Эх, сачок из марли желтой почему не купишь, дед?
Их не шьют уже, наверно, в этом мире, ангел мой.
Это лето я запомню не на сто — на двести лет.
И качели с небесами, и железный паровоз,
что ползет вокруг фонтана, и смешинку на губе…
«Я безропотно состарюсь, чтобы только ты подрос,
ангел», — мысленно не раз я, Ромка, говорил тебе.
Одного хотел бы в небе — от беды остерегать
и тебя, и ту ватагу, где ты — будущий — бежишь.
Эх, несбыточные грезы!.. На земле, отец и мать,
приглядите за мальчонкой (прыток с прутиками, вишь).
Спи, рогатая улитка, на кусочке лопуха.
Завтра выпустим на волю, где июль не за горой.
Ночь над банкою стеклянной удивительно тиха.

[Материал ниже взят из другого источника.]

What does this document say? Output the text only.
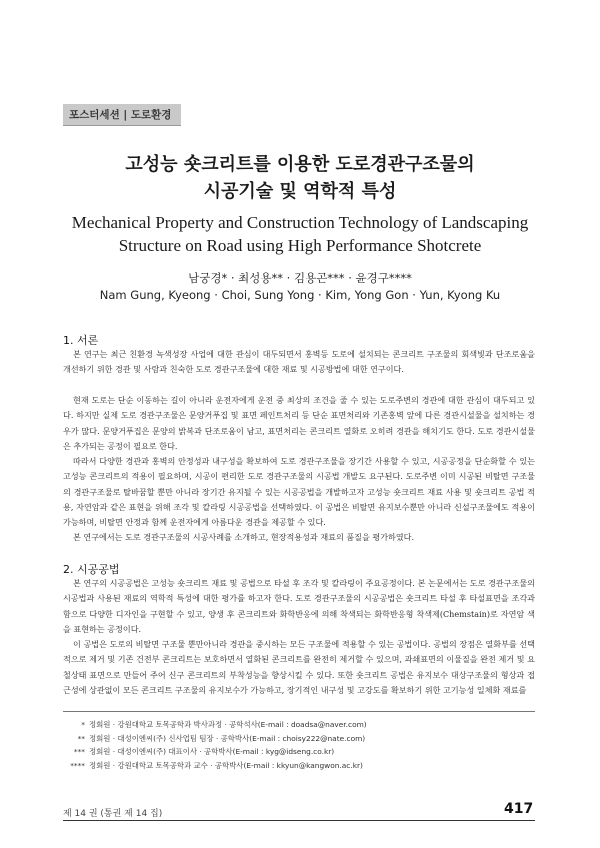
포스터세션 | 도로환경
고성능 숏크리트를 이용한 도로경관구조물의
시공기술 및 역학적 특성
Mechanical Property and Construction Technology of Landscaping
Structure on Road using High Performance Shotcrete
남궁경* · 최성용** · 김용곤*** · 윤경구****
Nam Gung, Kyeong · Choi, Sung Yong · Kim, Yong Gon · Yun, Kyong Ku
1. 서론

본 연구는 최근 친환경 녹색성장 사업에 대한 관심이 대두되면서 홍벽등 도로에 설치되는 콘크리트 구조물의 회색빛과 단조로움을 개선하기 위한 경관 및 사람과 친숙한 도로 경관구조물에 대한 재료 및 시공방법에 대한 연구이다.

현재 도로는 단순 이동하는 길이 아니라 운전자에게 운전 중 최상의 조건을 줄 수 있는 도로주변의 경관에 대한 관심이 대두되고 있다. 하지만 실제 도로 경관구조물은 문양거푸집 및 표면 페인트처리 등 단순 표면처리와 기존홍벽 앞에 다른 경관시설물을 설치하는 경우가 많다. 문양거푸집은 문양의 밝복과 단조로움이 남고, 표면처리는 콘크리트 열화로 오히려 경관을 해치기도 한다. 도로 경관시설물은 추가되는 공정이 필요로 한다.

따라서 다양한 경관과 홍벽의 안정성과 내구성을 확보하여 도로 경관구조물을 장기간 사용할 수 있고, 시공공정을 단순화할 수 있는 고성능 콘크리트의 적용이 필요하며, 시공이 편리한 도로 경관구조물의 시공법 개발도 요구된다. 도로주변 이미 시공된 비탈면 구조물의 경관구조물로 탈바꿈할 뿐만 아니라 장기간 유지될 수 있는 시공공법을 개발하고자 고성능 숏크리트 재료 사용 및 숏크리트 공법 적용, 자연암과 같은 표현을 위해 조각 및 칼라링 시공공법을 선택하였다. 이 공법은 비탈면 유지보수뿐만 아니라 신설구조물에도 적용이 가능하며, 비탈면 안정과 함께 운전자에게 아름다운 경관을 제공할 수 있다.

본 연구에서는 도로 경관구조물의 시공사례를 소개하고, 현장적용성과 재료의 품질을 평가하였다.

2. 시공공법

본 연구의 시공공법은 고성능 숏크리트 재료 및 공법으로 타설 후 조각 및 칼라링이 주요공정이다. 본 논문에서는 도로 경관구조물의 시공법과 사용된 재료의 역학적 특성에 대한 평가를 하고자 한다. 도로 경관구조물의 시공공법은 숏크리트 타설 후 타설표면을 조각과 함으로 다양한 디자인을 구현할 수 있고, 양생 후 콘크리트와 화학반응에 의해 착색되는 화학반응형 착색제(Chemstain)로 자연암 색을 표현하는 공정이다.

이 공법은 도로의 비탈면 구조물 뿐만아니라 경관을 중시하는 모든 구조물에 적용할 수 있는 공법이다. 공법의 장점은 열화부를 선택적으로 제거 및 기존 건전부 콘크리트는 보호하면서 열화된 콘크리트를 완전히 제거할 수 있으며, 과쇄표면의 이물질을 완전 제거 및 요철상태 표면으로 만들어 주어 신구 콘크리트의 부착성능을 향상시킬 수 있다. 또한 숏크리트 공법은 유지보수 대상구조물의 형상과 접근성에 상관없이 모든 콘크리트 구조물의 유지보수가 가능하고, 장기적인 내구성 및 고강도를 확보하기 위한 고기능성 일체화 재료를

* 정회원 · 강원대학교 토목공학과 박사과정 · 공학석사(E-mail : doadsa@naver.com)
** 정회원 · 대성이엔씨(주) 신사업팀 팀장 · 공학박사(E-mail : choisy222@nate.com)
*** 정회원 · 대성이엔씨(주) 대표이사 · 공학박사(E-mail : kyg@idseng.co.kr)
**** 정회원 · 강원대학교 토목공학과 교수 · 공학박사(E-mail : kkyun@kangwon.ac.kr)
제 14 권 (통권 제 14 집)	417
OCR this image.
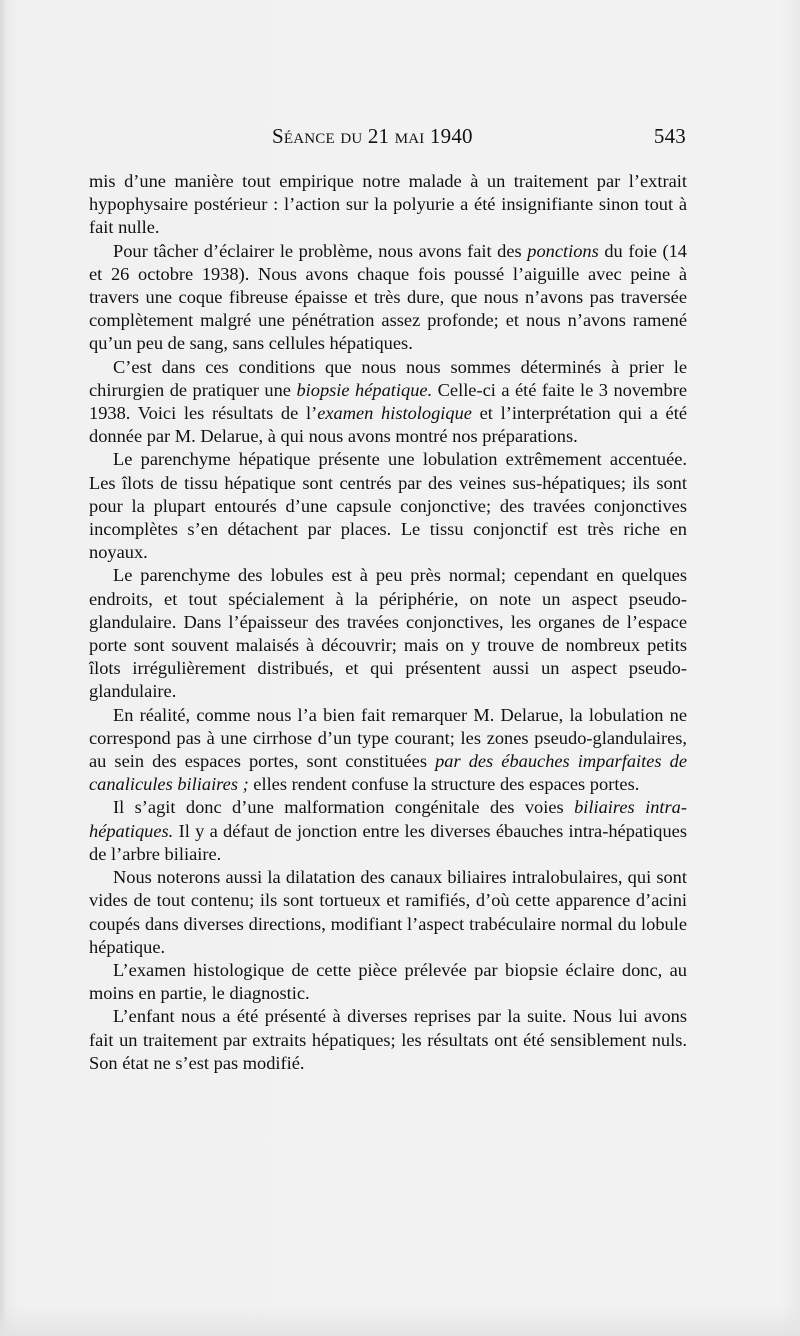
Séance du 21 mai 1940	543

mis d’une manière tout empirique notre malade à un traitement par l’extrait hypophysaire postérieur : l’action sur la polyurie a été insignifiante sinon tout à fait nulle.

Pour tâcher d’éclairer le problème, nous avons fait des ponctions du foie (14 et 26 octobre 1938). Nous avons chaque fois poussé l’aiguille avec peine à travers une coque fibreuse épaisse et très dure, que nous n’avons pas traversée complètement malgré une pénétration assez profonde; et nous n’avons ramené qu’un peu de sang, sans cellules hépatiques.

C’est dans ces conditions que nous nous sommes déterminés à prier le chirurgien de pratiquer une biopsie hépatique. Celle-ci a été faite le 3 novembre 1938. Voici les résultats de l’examen histologique et l’interprétation qui a été donnée par M. Delarue, à qui nous avons montré nos préparations.

Le parenchyme hépatique présente une lobulation extrêmement accentuée. Les îlots de tissu hépatique sont centrés par des veines sus-hépatiques; ils sont pour la plupart entourés d’une capsule conjonctive; des travées conjonctives incomplètes s’en détachent par places. Le tissu conjonctif est très riche en noyaux.

Le parenchyme des lobules est à peu près normal; cependant en quelques endroits, et tout spécialement à la périphérie, on note un aspect pseudo-glandulaire. Dans l’épaisseur des travées conjonctives, les organes de l’espace porte sont souvent malaisés à découvrir; mais on y trouve de nombreux petits îlots irrégulièrement distribués, et qui présentent aussi un aspect pseudo-glandulaire.

En réalité, comme nous l’a bien fait remarquer M. Delarue, la lobulation ne correspond pas à une cirrhose d’un type courant; les zones pseudo-glandulaires, au sein des espaces portes, sont constituées par des ébauches imparfaites de canalicules biliaires ; elles rendent confuse la structure des espaces portes.

Il s’agit donc d’une malformation congénitale des voies biliaires intra-hépatiques. Il y a défaut de jonction entre les diverses ébauches intra-hépatiques de l’arbre biliaire.

Nous noterons aussi la dilatation des canaux biliaires intralobulaires, qui sont vides de tout contenu; ils sont tortueux et ramifiés, d’où cette apparence d’acini coupés dans diverses directions, modifiant l’aspect trabéculaire normal du lobule hépatique.

L’examen histologique de cette pièce prélevée par biopsie éclaire donc, au moins en partie, le diagnostic.

L’enfant nous a été présenté à diverses reprises par la suite. Nous lui avons fait un traitement par extraits hépatiques; les résultats ont été sensiblement nuls. Son état ne s’est pas modifié.
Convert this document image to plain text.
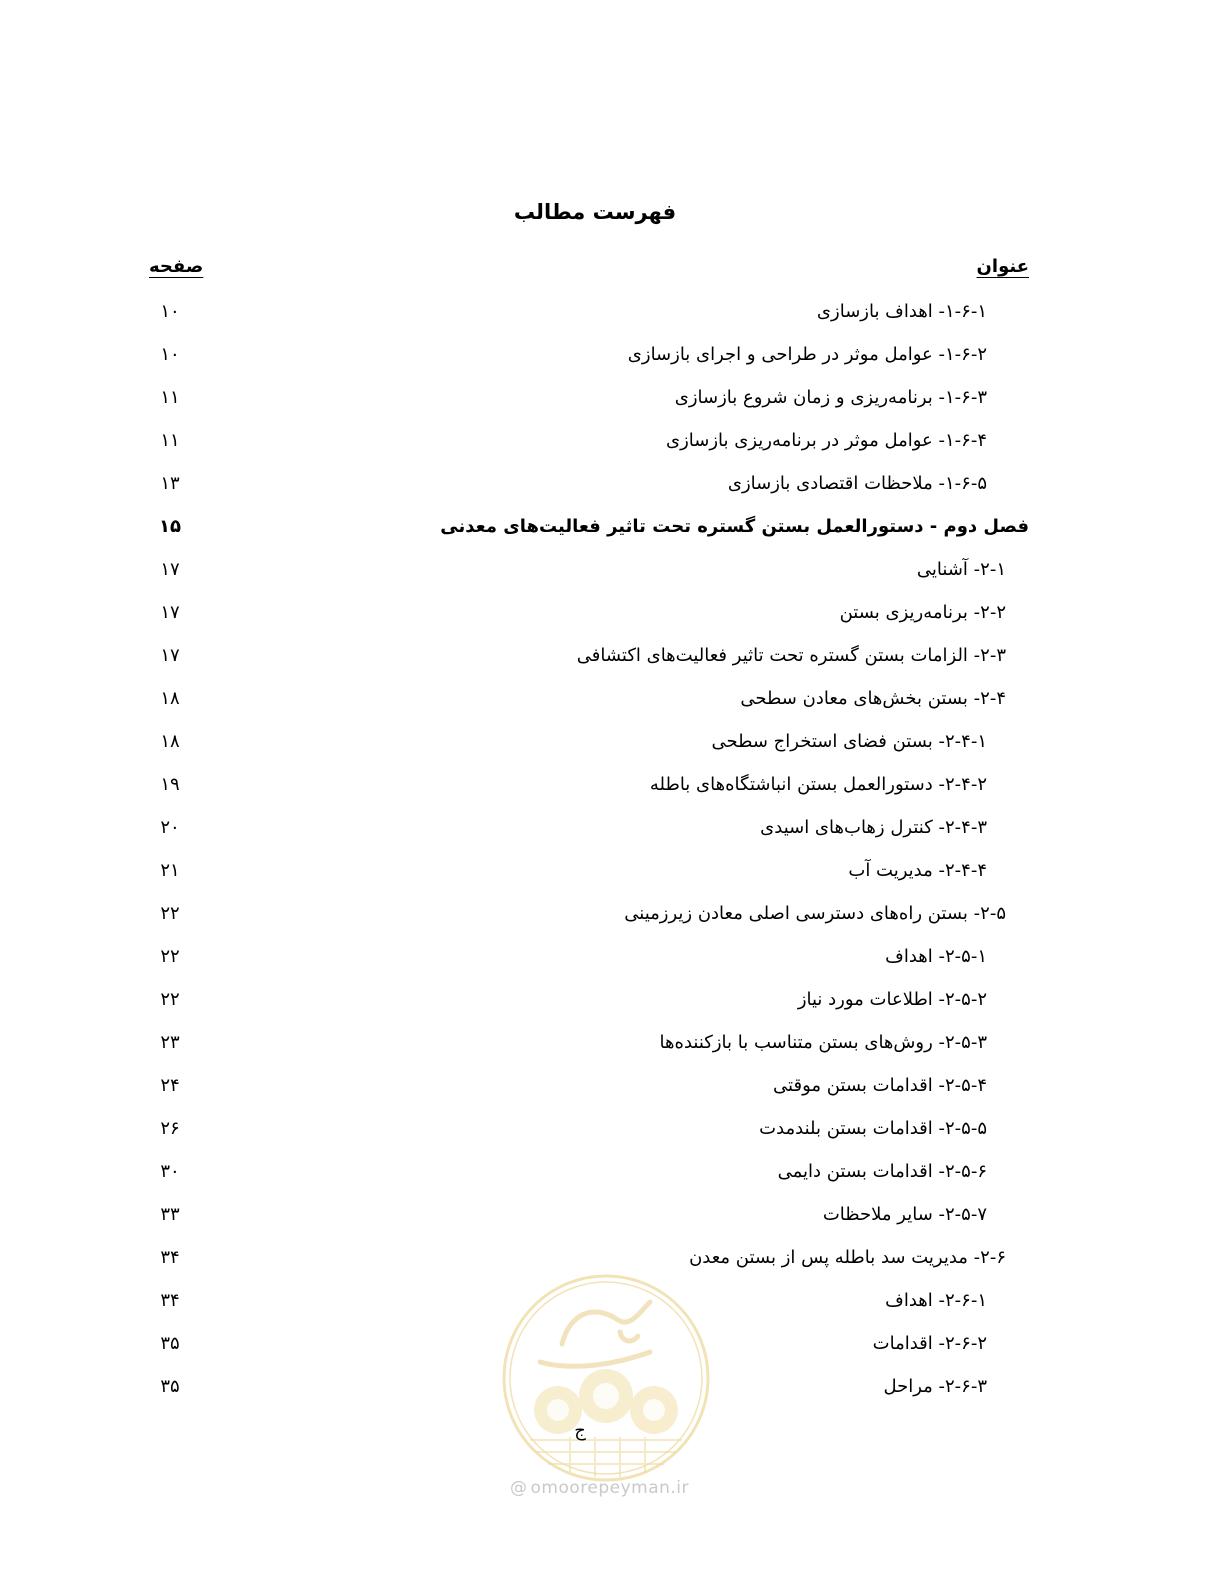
فهرست مطالب
عنوان
صفحه
۱-۶-۱- اهداف بازسازی
۱۰
۱-۶-۲- عوامل موثر در طراحی و اجرای بازسازی
۱۰
۱-۶-۳- برنامه‌ریزی و زمان شروع بازسازی
۱۱
۱-۶-۴- عوامل موثر در برنامه‌ریزی بازسازی
۱۱
۱-۶-۵- ملاحظات اقتصادی بازسازی
۱۳
فصل دوم - دستورالعمل بستن گستره تحت تاثیر فعالیت‌های معدنی
۱۵
۲-۱- آشنایی
۱۷
۲-۲- برنامه‌ریزی بستن
۱۷
۲-۳- الزامات بستن گستره تحت تاثیر فعالیت‌های اکتشافی
۱۷
۲-۴- بستن بخش‌های معادن سطحی
۱۸
۲-۴-۱- بستن فضای استخراج سطحی
۱۸
۲-۴-۲- دستورالعمل بستن انباشتگاه‌های باطله
۱۹
۲-۴-۳- کنترل زهاب‌های اسیدی
۲۰
۲-۴-۴- مدیریت آب
۲۱
۲-۵- بستن راه‌های دسترسی اصلی معادن زیرزمینی
۲۲
۲-۵-۱- اهداف
۲۲
۲-۵-۲- اطلاعات مورد نیاز
۲۲
۲-۵-۳- روش‌های بستن متناسب با بازکننده‌ها
۲۳
۲-۵-۴- اقدامات بستن موقتی
۲۴
۲-۵-۵- اقدامات بستن بلندمدت
۲۶
۲-۵-۶- اقدامات بستن دایمی
۳۰
۲-۵-۷- سایر ملاحظات
۳۳
۲-۶- مدیریت سد باطله پس از بستن معدن
۳۴
۲-۶-۱- اهداف
۳۴
۲-۶-۲- اقدامات
۳۵
۲-۶-۳- مراحل
۳۵
ج
@ omoorepeyman.ir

Спи и ты, Роман Лексеич, ненаглядный ангел мой!..
***
«Ради внука, конечно, и ради, конечно, жены…» —
человек написал и захлопнул «Дневник человека».
Это дерево видеть свои деревянные сны
может тысячу лет. Человеку достаточно века.
Вот и он у окна, где скворечник еще оживет,
засыпает порой над седой бородою своею,
налегке отправляясь в приснившийся отроку год,
чтоб очнулась душа и ресницы захлопали: «Где я?..»
Возле-около рая, который лежал на земле.
Удивительно: там не колола Адама крапива.
Молодая трава. Мотыльки и стрекозы. Во мгле —
те, что будут когда-то, наверное, все-таки живы.
И жена, и ребенок, и тысячи-тысячи глаз
на Адама тогда на нагого тогда поглядели.
…Он проснулся. Часы показали двенадцатый час.
«Не хватает до века, — подумалось, — только недели».
Заселяли скворечник десятые, может, скворцы.
Было что-то хорошее в тех, что махали из рая.
Валидол походил на забытые им леденцы.
…В общем, жизнь, оказалось, и вправду бывает вторая.